金4%時代の逆説:歴史的低保有は強気相場の序章か

投資

テーゼ(命題)
金と金鉱株が世界の資産に占める比率は長期的に見ると非常に低い水準にあり、過去平均に戻るには大幅なアウトパフォームが必要である。1920年代から1980年代初頭まで金は通貨制度の中心であり、金と金鉱株の価値が株式・債券のような金融資産の価値とほぼ同程度かそれ以上だった。現在は世界の金融資産が膨大に増えた一方で、金は広く保有されておらず、シェアは数パーセントに過ぎない。インフレ上昇や財政赤字拡大、地政学リスクなどが高まる中、安全資産としての金への関心は再び高まりつつあり、中央銀行も備蓄を増やしている。もし投資家が金と金鉱株への配分を歴史的な平均水準まで戻そうとするなら、金価格が大きく上昇する余地があるという論理です。

アンチテーゼ(反対命題)
一方で、この主張には複数の問題があります。まず、1920~1980年代には金本位制や金兌換制度が存在し、金が通貨そのものであったため金融資産全体に占める比率が高かったことは当然です。1971年の金ドル交換停止以降、世界の金融システムは急速に拡大し、株式や債券などの資産が大幅に増えました。経済の規模や金融商品が様変わりしているため、過去の比率を単純に比較するのは適切ではありません。実際に利用可能なデータでも金の比率は0.6~3%程度と幅があり、どの資産を含めるかによって大きく変わるため、「4%が歴史的最低水準」という数字にも疑問が残ります。また、金は利息や配当を生まないため、実質金利が上昇したり株式が好調なときには投資家が金よりも他の資産を選好する傾向があります。過去に金が大きく上昇した局面はインフレや危機が顕著な時期であり、それがすぐに再来する保証はありません。

総合(止揚)
以上を踏まえると、金と金鉱株の現在の比率が低いのは事実ですが、その理由には制度的な変化や金融資産の急増といった構造要因があります。
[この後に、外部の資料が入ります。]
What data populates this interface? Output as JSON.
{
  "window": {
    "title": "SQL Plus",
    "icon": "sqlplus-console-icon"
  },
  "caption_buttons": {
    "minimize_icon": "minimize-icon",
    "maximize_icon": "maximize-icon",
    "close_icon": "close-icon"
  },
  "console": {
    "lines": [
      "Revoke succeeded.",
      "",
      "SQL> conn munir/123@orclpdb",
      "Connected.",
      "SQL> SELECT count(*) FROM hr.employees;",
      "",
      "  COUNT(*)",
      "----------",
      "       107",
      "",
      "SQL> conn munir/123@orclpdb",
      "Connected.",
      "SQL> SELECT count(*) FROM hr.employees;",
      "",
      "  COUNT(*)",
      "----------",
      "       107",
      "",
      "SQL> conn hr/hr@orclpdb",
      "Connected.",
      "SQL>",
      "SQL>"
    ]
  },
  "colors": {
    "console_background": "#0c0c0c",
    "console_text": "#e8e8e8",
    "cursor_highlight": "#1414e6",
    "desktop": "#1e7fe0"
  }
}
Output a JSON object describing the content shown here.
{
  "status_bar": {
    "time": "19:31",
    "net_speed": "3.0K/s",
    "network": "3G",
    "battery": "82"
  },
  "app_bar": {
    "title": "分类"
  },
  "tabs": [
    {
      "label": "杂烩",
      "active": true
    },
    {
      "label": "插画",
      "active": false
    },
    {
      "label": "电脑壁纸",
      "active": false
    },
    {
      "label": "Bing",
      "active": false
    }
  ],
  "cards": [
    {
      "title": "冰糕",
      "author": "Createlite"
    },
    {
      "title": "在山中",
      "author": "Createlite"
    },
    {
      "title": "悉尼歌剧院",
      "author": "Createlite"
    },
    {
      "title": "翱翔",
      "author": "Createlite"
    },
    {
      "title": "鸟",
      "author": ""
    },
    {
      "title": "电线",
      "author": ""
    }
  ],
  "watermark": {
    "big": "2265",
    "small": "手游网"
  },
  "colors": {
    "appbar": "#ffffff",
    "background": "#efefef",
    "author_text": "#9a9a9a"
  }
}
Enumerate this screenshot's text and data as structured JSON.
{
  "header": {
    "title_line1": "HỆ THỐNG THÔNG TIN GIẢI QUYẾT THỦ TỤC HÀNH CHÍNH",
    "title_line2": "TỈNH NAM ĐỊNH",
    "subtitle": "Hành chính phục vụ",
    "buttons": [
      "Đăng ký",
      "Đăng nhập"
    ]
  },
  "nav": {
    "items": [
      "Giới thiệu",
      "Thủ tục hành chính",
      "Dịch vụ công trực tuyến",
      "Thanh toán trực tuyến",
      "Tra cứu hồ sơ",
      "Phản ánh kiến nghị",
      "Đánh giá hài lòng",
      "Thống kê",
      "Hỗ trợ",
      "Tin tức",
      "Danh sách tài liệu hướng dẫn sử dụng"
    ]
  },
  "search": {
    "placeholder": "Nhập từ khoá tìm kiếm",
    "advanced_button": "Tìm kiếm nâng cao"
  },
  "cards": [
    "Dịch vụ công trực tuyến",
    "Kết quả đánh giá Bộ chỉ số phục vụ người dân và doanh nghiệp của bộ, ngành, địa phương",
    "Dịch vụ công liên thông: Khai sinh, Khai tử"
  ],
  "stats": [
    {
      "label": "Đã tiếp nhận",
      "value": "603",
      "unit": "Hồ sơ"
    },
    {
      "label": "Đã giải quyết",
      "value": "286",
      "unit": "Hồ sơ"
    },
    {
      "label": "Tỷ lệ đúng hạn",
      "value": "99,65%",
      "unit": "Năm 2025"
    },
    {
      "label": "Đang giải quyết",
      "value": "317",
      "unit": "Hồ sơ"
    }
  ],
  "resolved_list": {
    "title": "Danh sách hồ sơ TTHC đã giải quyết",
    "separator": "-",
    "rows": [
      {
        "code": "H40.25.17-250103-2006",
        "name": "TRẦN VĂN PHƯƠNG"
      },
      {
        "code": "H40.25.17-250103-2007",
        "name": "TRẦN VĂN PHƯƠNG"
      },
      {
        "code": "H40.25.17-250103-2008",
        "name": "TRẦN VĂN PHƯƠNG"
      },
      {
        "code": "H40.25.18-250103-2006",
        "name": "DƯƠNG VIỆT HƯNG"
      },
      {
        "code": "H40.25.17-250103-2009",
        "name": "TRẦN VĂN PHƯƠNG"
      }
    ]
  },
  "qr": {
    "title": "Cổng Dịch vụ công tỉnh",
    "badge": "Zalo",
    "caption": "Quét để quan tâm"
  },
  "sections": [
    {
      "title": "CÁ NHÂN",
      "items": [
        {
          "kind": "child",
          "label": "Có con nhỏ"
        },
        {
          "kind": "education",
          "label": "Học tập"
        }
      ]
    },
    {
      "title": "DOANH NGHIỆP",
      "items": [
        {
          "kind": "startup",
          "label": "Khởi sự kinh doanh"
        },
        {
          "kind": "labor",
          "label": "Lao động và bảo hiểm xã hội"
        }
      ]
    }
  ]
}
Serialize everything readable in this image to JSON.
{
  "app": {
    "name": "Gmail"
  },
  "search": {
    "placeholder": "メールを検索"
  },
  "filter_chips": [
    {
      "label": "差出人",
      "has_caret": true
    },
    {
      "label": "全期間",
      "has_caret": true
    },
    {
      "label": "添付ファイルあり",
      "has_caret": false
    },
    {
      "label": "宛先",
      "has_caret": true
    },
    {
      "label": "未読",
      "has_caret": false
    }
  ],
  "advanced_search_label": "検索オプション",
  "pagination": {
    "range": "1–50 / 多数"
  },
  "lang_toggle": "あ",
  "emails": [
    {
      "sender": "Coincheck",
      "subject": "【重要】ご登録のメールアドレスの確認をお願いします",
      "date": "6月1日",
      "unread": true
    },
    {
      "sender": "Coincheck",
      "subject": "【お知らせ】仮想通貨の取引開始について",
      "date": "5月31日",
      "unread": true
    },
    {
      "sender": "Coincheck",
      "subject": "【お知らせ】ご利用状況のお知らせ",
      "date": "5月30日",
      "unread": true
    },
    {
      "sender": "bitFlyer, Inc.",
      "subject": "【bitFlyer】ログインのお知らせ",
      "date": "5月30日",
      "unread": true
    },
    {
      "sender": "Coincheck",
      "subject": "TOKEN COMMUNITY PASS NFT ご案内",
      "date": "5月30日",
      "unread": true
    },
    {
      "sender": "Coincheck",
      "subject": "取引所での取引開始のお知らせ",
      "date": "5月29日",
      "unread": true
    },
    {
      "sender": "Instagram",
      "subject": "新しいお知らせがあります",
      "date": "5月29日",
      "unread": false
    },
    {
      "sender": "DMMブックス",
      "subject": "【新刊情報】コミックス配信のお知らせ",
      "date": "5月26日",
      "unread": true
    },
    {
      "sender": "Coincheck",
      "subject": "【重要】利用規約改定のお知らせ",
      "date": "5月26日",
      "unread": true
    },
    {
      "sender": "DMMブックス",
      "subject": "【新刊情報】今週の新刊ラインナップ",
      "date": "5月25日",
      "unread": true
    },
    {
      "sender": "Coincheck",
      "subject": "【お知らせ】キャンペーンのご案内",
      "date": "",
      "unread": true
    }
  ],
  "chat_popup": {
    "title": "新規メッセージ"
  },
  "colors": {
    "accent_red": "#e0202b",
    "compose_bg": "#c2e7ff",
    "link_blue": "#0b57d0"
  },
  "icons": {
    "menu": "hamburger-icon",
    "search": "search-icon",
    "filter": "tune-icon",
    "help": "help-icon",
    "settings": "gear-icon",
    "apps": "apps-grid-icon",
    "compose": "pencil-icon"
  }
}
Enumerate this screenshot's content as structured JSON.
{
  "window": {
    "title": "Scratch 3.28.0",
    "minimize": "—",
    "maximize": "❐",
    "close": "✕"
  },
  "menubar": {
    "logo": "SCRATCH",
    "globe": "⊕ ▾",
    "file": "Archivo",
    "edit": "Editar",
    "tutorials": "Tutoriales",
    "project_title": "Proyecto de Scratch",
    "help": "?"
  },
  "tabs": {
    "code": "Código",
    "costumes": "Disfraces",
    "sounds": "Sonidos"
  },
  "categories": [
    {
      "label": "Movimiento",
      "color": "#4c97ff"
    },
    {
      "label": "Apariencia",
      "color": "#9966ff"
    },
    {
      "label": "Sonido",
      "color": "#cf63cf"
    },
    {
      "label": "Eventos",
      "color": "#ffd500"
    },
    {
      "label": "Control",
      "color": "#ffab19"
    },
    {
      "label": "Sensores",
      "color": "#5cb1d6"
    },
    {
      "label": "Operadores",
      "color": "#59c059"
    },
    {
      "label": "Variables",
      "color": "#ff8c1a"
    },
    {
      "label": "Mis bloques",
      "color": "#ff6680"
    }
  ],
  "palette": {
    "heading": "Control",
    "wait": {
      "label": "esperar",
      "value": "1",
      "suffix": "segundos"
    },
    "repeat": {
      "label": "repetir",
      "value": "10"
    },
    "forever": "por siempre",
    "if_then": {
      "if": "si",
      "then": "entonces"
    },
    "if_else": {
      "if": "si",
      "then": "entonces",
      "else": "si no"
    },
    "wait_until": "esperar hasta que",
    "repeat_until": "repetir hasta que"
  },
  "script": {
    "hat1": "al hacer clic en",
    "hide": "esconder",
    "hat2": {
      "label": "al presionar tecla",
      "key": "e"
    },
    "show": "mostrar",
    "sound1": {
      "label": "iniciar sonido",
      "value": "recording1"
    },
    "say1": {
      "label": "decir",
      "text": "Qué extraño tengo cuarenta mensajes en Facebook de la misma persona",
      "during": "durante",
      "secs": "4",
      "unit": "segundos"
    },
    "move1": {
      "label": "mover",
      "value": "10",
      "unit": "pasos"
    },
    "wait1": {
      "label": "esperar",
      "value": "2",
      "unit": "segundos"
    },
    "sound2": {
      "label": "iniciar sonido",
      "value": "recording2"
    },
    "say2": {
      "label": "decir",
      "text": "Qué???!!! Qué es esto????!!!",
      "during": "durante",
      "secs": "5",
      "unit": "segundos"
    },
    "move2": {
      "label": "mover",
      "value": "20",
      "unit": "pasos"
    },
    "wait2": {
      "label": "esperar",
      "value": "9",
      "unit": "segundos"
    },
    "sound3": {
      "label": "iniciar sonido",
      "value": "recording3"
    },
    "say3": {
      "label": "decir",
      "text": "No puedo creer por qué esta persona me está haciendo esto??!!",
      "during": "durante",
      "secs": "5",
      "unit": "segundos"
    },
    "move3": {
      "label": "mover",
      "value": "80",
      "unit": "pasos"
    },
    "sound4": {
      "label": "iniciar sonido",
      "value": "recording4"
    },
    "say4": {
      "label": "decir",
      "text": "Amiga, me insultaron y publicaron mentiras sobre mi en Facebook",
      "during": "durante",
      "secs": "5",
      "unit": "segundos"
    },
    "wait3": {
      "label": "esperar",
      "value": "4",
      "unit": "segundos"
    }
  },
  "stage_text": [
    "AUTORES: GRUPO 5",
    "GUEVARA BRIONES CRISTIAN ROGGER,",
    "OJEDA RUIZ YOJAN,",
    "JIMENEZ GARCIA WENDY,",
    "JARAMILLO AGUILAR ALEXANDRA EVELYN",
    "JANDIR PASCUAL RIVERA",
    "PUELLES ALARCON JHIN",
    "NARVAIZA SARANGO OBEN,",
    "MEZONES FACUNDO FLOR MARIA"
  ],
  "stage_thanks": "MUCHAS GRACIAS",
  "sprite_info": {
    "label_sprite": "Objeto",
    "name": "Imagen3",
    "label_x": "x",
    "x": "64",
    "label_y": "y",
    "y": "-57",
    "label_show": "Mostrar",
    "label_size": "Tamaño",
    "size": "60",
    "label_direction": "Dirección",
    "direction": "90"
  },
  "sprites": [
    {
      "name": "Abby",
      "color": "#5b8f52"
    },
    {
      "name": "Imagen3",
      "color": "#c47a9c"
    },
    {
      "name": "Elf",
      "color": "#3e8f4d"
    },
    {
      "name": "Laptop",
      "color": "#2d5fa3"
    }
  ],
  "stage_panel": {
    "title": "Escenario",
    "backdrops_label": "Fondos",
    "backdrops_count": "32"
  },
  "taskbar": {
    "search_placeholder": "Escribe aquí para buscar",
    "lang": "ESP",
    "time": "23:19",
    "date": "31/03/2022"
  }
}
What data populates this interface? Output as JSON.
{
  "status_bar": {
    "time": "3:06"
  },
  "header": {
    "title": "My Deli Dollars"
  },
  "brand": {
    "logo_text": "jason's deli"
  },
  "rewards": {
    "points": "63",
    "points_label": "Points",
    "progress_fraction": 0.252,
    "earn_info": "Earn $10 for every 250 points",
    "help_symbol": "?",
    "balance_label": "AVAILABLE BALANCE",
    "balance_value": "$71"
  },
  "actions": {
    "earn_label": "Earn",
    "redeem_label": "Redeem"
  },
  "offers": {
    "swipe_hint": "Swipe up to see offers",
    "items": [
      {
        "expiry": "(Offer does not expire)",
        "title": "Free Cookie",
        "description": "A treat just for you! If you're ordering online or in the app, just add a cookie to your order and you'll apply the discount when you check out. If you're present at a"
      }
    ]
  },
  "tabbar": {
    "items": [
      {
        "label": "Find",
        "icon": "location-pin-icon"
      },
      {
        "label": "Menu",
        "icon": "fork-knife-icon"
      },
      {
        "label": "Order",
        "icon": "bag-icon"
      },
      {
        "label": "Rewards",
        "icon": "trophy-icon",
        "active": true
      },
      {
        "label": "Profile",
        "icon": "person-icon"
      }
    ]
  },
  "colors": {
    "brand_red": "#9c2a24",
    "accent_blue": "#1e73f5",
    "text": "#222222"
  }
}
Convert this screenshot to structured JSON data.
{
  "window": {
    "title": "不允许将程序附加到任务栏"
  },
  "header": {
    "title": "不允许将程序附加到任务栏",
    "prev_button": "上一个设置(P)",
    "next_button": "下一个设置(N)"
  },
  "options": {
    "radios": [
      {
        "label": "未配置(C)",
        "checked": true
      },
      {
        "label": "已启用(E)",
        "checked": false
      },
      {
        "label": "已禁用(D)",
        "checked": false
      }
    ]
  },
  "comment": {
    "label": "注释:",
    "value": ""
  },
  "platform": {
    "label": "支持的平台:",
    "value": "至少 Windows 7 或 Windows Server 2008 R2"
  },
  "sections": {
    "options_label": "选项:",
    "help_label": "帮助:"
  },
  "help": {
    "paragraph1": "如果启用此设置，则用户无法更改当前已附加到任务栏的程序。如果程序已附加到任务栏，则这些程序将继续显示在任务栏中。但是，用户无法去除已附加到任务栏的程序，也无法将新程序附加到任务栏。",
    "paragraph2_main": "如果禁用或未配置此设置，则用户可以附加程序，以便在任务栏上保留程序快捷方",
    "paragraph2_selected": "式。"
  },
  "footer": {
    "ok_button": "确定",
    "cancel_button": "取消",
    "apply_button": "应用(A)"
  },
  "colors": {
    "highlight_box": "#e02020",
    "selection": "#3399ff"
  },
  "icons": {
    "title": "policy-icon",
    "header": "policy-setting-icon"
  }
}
歴史的な平均値に戻るという前提で6倍の上昇を見込むのは非現実的です。しかし、各国の中央銀行がドル依存を減らすために金を買い増しており、長期のインフレ懸念や地政学的不安が続けば金の需要が高まる可能性もあります。金には利息がないものの、分散投資や価値の保存手段としての役割があります。したがって、金市場の現状を「強気相場の始まり」と断定するのではなく、金融環境の変化やインフレ期待、政策動向を総合的に考慮しながら、ポートフォリオの一部として適度に組み入れることが現実的な対応と言えるでしょう。